If you recall those early days when GT HD was released, critics openly downplayed the potential of it, asking how many cars of that extreme quality could be running around tracks of that quality at once. Early shots of Prologue only had four or five cars, maybe six, causing us to fret that we might be having the same six car races in GT5 we always had, while Forza had eight of near the same quality, and with custom liveries. Then of course came that epic trailer at E3 with sixteen cars, and the world had a spasm of excitement, causing Prologue to be a platinum seller from pre-sales alone.
In contrast, first gen PS2 games were criticized for only looking as good as last gen PS1 games, and many people slammed the PS2 for an unnecessary switch to the then-expensive DVD format, wondering when games would need anywhere near that much space. That didn't take long to resolve.
SONY learned their lesson from the PS2. Make a complicated unorthodox system, give as many helping hands to your developers as possible, and this time it worked pretty well. There was no confusing Ridge Racer 7 on PS3 with RR6 on PS2. They also learned their lesson on making powerful but unorthodox architectures for their systems, which I'll get into below.
You think that a launch game,on PS4, will look as impressive as GT5 is after PD took 5 years to learn the hardware? Going by that the PS4 hardware would need to be finalized last year and in the hands of Developers.
Not really. First year Wii games were made on overclocked GameCube dev kits, even though the Wii was a different platform with different chipsets and a slightly different architecture. And apparently, SONY has finalized the PS4 architecture for the most part, as revealed by
this article in the Japanese press. And something has to have been revealed to developers, since the key first party devs have been asked to help design the PS4, the OS, and tools for it. And a strong rumor that at least one developer is now working on a PS4 release game, with the prime candidates being Santa Monica Studios, Naughty Dog and Polyphony Digital. And with GT5 pushing the PS3 hardware extremely hard and coming up a little short, demanding a lot of power for three key aspects which are processor intensive: artificial intelligence, physics and near photo-real graphics, you have to know that Kaz will be keen to not only put in his 200 yen on PS4, but get to work on it ASAP.

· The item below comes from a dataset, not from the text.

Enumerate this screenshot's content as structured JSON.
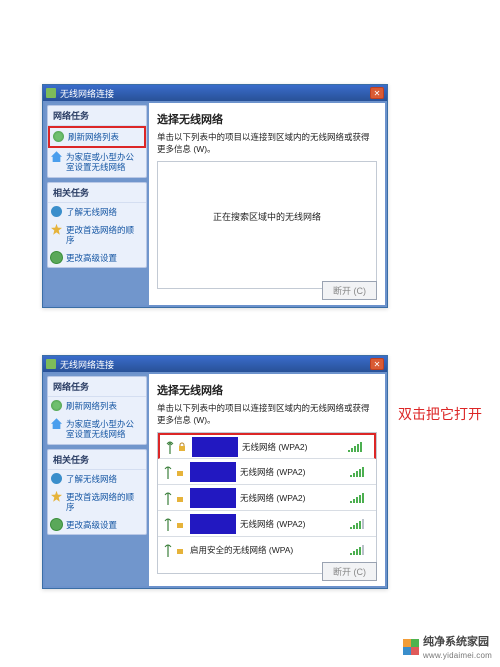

As vandalizer says, every first year PS3 game looks better than the latest PS2 games, though the situation is a little different now. This is the HD age, and so resolutions aren't going to make a huge jump. Sure, the resolution is probably going to be full 1080p, which compared to 720p with some AA isn't much different. But, there won't be framerate slowdown, or screen tearing, or yucky particle effects, or jaggies - and you guys who complain about seeing pixels at 1080 resolution are just strange.
Whatever PS4 ends up being, the architecture will be built to be way more developer friendly, as PS1 was. It will have a much more powerful GPU, most likely bolstered with SPEs of some kind for even more capability and flamboyant effects. And the main issue with the PS3, LOTS more ram with good bandwidth, so stuff won't have to be shuffled around nearly as much.
How much better a Gran Turismo will look on PS4, I'm not sure, but just take care of the issues in GT5, and the improvement will be darn good enough to make us all very happy.